Là, je ne peux qu'être d'accord avec toi. Sans parler des femmes maltraitées qui ne peuvent quitter leur compagnons car elles ne peuvent s'assumer sur le plan financier.


Même sur le plan professionnel, la femme est encore loin d'avoir gagné son combat pour faire reconnaître ses compétences comme égales à celles d'un homme ayant le même parcours qu'elle. Une femme
doit toujours prouver ses capacités, souvent pour un salaire moindre et un contrat plus précaire.



Arthémisia 06/05/2010 19:06



Tout à fait!


Le combat des femmes est bien loin d'être terminé.


Mais ce que je déteste le fait qu'il faille ce combat!!!


A lire justement sur le sujet, le dernier livre d'Elisabeth BADINTER "Le combat - Femme/mère"...qui avec des chiffres détaillés pose bien la
situation actuelle des femmes en occident.


Les machos n'y verront que les revendications d'une féminine hystérique  (c'est ce que j'ai entendu et
même dans la bouche de certaines femmes ...hallucinant!)



juliette 06/05/2010 08:50



Cassée à oui !


mais si belleme,t ici avec Chagall


 


Bises



Arthémisia 06/05/2010 13:04



ce qui est morcellé est parfois plus plaisant?, plus intriguant, que son entièreté ...je ne parle que d'oeuvres d'Art !
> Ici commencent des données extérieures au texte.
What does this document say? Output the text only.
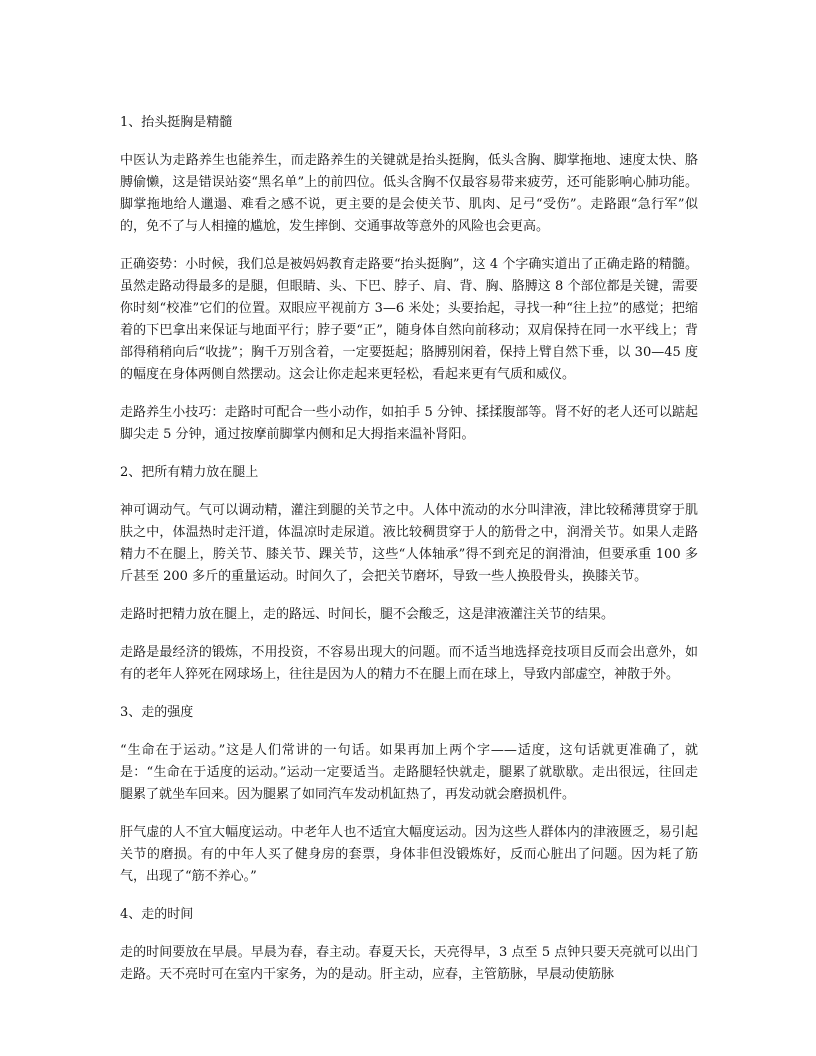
1、抬头挺胸是精髓
中医认为走路养生也能养生，而走路养生的关键就是抬头挺胸，低头含胸、脚掌拖地、速度太快、胳膊偷懒，这是错误站姿“黑名单”上的前四位。低头含胸不仅最容易带来疲劳，还可能影响心肺功能。脚掌拖地给人邋遢、难看之感不说，更主要的是会使关节、肌肉、足弓“受伤”。走路跟“急行军”似的，免不了与人相撞的尴尬，发生摔倒、交通事故等意外的风险也会更高。
正确姿势：小时候，我们总是被妈妈教育走路要“抬头挺胸”，这 4 个字确实道出了正确走路的精髓。虽然走路动得最多的是腿，但眼睛、头、下巴、脖子、肩、背、胸、胳膊这 8 个部位都是关键，需要你时刻“校准”它们的位置。双眼应平视前方 3—6 米处；头要抬起，寻找一种“往上拉”的感觉；把缩着的下巴拿出来保证与地面平行；脖子要“正”，随身体自然向前移动；双肩保持在同一水平线上；背部得稍稍向后“收拢”；胸千万别含着，一定要挺起；胳膊别闲着，保持上臂自然下垂，以 30—45 度的幅度在身体两侧自然摆动。这会让你走起来更轻松，看起来更有气质和威仪。
走路养生小技巧：走路时可配合一些小动作，如拍手 5 分钟、揉揉腹部等。肾不好的老人还可以踮起脚尖走 5 分钟，通过按摩前脚掌内侧和足大拇指来温补肾阳。
2、把所有精力放在腿上
神可调动气。气可以调动精，灌注到腿的关节之中。人体中流动的水分叫津液，津比较稀薄贯穿于肌肤之中，体温热时走汗道，体温凉时走尿道。液比较稠贯穿于人的筋骨之中，润滑关节。如果人走路精力不在腿上，胯关节、膝关节、踝关节，这些“人体轴承”得不到充足的润滑油，但要承重 100 多斤甚至 200 多斤的重量运动。时间久了，会把关节磨坏，导致一些人换股骨头，换膝关节。
走路时把精力放在腿上，走的路远、时间长，腿不会酸乏，这是津液灌注关节的结果。
走路是最经济的锻炼，不用投资，不容易出现大的问题。而不适当地选择竞技项目反而会出意外，如有的老年人猝死在网球场上，往往是因为人的精力不在腿上而在球上，导致内部虚空，神散于外。
3、走的强度
“生命在于运动。”这是人们常讲的一句话。如果再加上两个字——适度，这句话就更准确了，就是：“生命在于适度的运动。”运动一定要适当。走路腿轻快就走，腿累了就歇歇。走出很远，往回走腿累了就坐车回来。因为腿累了如同汽车发动机缸热了，再发动就会磨损机件。
肝气虚的人不宜大幅度运动。中老年人也不适宜大幅度运动。因为这些人群体内的津液匮乏，易引起关节的磨损。有的中年人买了健身房的套票，身体非但没锻炼好，反而心脏出了问题。因为耗了筋气，出现了“筋不养心。”
4、走的时间
走的时间要放在早晨。早晨为春，春主动。春夏天长，天亮得早，3 点至 5 点钟只要天亮就可以出门走路。天不亮时可在室内干家务，为的是动。肝主动，应春，主管筋脉，早晨动使筋脉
Voir par exemple Le Grand Verre de Marcel DUCHAMP!


bises.



Gaïann 06/05/2010 08:16



Où as-tu lu que je disais que ces femmes n'étaient (hum) que mère et/compagnes? Ce n'est pas parceque tu ne "gagnes pas ta vie" que tu ne sors pas, ne fais pas d'activités à l'extérieur...la
plupart de ces femmes ont des activités à l'extérieur (cours, participation en tant que bénévole à des associations, et...).


Quant au terme "bobonne", je dois avouer que traiter une femme de la sorte alors que tu es une femme, c'est assez...enfin, un tel rejet est étonnant.


 



Arthémisia 06/05/2010 12:57



Désolée si je t'ai choquée. Mes revendications actuelles m'incitent à avoir un oeil sévère sur ce que j'ai été trop longtemps.


J'avoue avoir entendu le terme de bobonne trop souvent dans la bouche de messieurs discourtois et hors des réalités de la vie d'un femme. Ceci me pousse
aussi à inciter mes élèves à ne pas se laisser manger par une vie familiale avant d'avoir pu se réaliser professionnellement : la vie réserve tant de surpriss, Gaïann, que la femme pour son
confort personnel doit avant tout penser à se prémunir et à garder des valeurs identitaires salvatrices qu'elle pourra (ré) investir en cas de coup dur. Je crois qu'il suffit d'ouvrir les yeux et
de constater le nombre de femmes qui se retrouvent dans la misère financière et existentielle la plus noire en cas de départ de leur compagnon.  C'est une question de
lucidité.


Je ne dénigre en rien les femmes qui font le choix de rester chez elles, mais à l'heure actuelle, il faut qu'elles sachent aussi qu'elles jouent avec le
feu.



Gaïann 05/05/2010 23:35



De ce côté, je suis assez d'accord avec toi mais, selon les différents moments de sa vie, une femme peut très bien s'épanouir dans un rôle de femme au foyer, de mère de famille, et à d'autres
ressentir le besoin de s'assumer sur le plan financier, travailler...cela dépend de la personnalité de chacune, d'une part, mais de son évolultion propre également, de son vécu, etc...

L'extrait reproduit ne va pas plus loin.